Are Romance Novels Bad For You?

Hello, everyone!

Summer is here! I’m busy writing my third novel and a second installment of my short story to add to The Art of Getting Away.

I hope everyone is having a fantastic time during these months of vacations, swimming pools, BBQ’s and great summer reads!

I love summer romances. All the books I've written, though technically not of the romance genre, contain strong romance and relationship elements. Boy, do I love reading a good bodice ripper.

Love these hilarious fake book covers? For more, see The Wonderful World of Longmire 

Reading? Who has time for reading? you ask. I hope you do, because summer and romance go together like... Well, like Romeo and Juliet. Can’t have one without the other.

But... But... you ask, aren’t they a bad influence? Those naughty tales of billionaires or motorcycle bad boys whose heroes are unrealistically handsome, rich, and emotionally supportive? Don’t they taint our expectations of realistic relationships?

In other words, can smart women read romance novels?

The answer is a resounding, Absolutely!

First of all, romance novels are different than they were decades ago. The role of women has changed in our society, and romance novels have transformed right along with them. Yes, you can still find stories where the hero rescues the damsel. But more likely, the female protagonist is the one rescuing herself, and sometimes the hero, too. Or, they rescue each other. The couple today helps each other grow personally and professionally, battle demons of their pasts, and encourage and celebrate the achievement of the other’s goals.

So, why do we still ask: are romance novels bad for you?

Could it be the sex? BINGO.

A conservative element in our society still holds the view that women should not initiate, enjoy or receive satisfaction from sex, have access to the means to prevent conception, or control what goes on with our own bodies. And (ahem!) romance novels expose women’s sexuality. Even praise it. The stories portray how love and sex help two consenting partners achieve physical and emotional fulfillment. The power lies not with one person, but in the partnership. (See Why Smart Women Read Romance Novels by Anne Browning Walker)

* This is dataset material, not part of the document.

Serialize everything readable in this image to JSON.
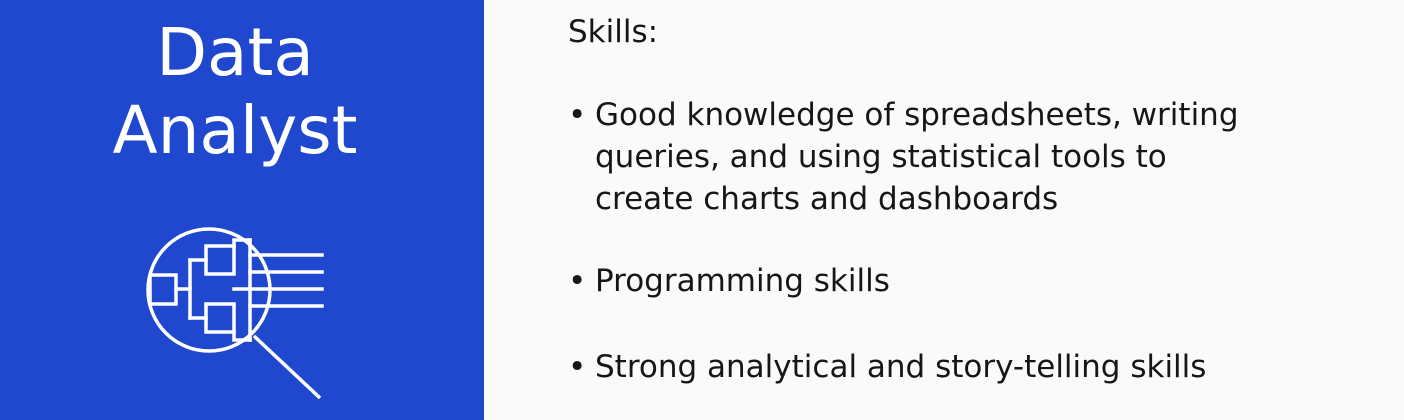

As for smart women enjoying the romance genre, a study by Katrina Fong, Justin B. Mullin, and Raymond A. Mar revealed a positive relationship between reading fiction and interpersonal sensitivity. The study states, “In particular, Romance was the only fiction genre that predicted greater interpersonal sensitivity... Perhaps Romance is a genre of fiction where the plot, goals, and characters in the narrative might primarily be driven by the navigation and resolution of interpersonal interactions and relationships.”

So, how do you like them apples?

Go ahead, grab that romance book and be secure in the fact you are improving your interpersonal sensitivity skills through fictional social experiences.  

But all that psychology stuff isn’t the reason you’ll find me reading them. I just think they’re entertaining.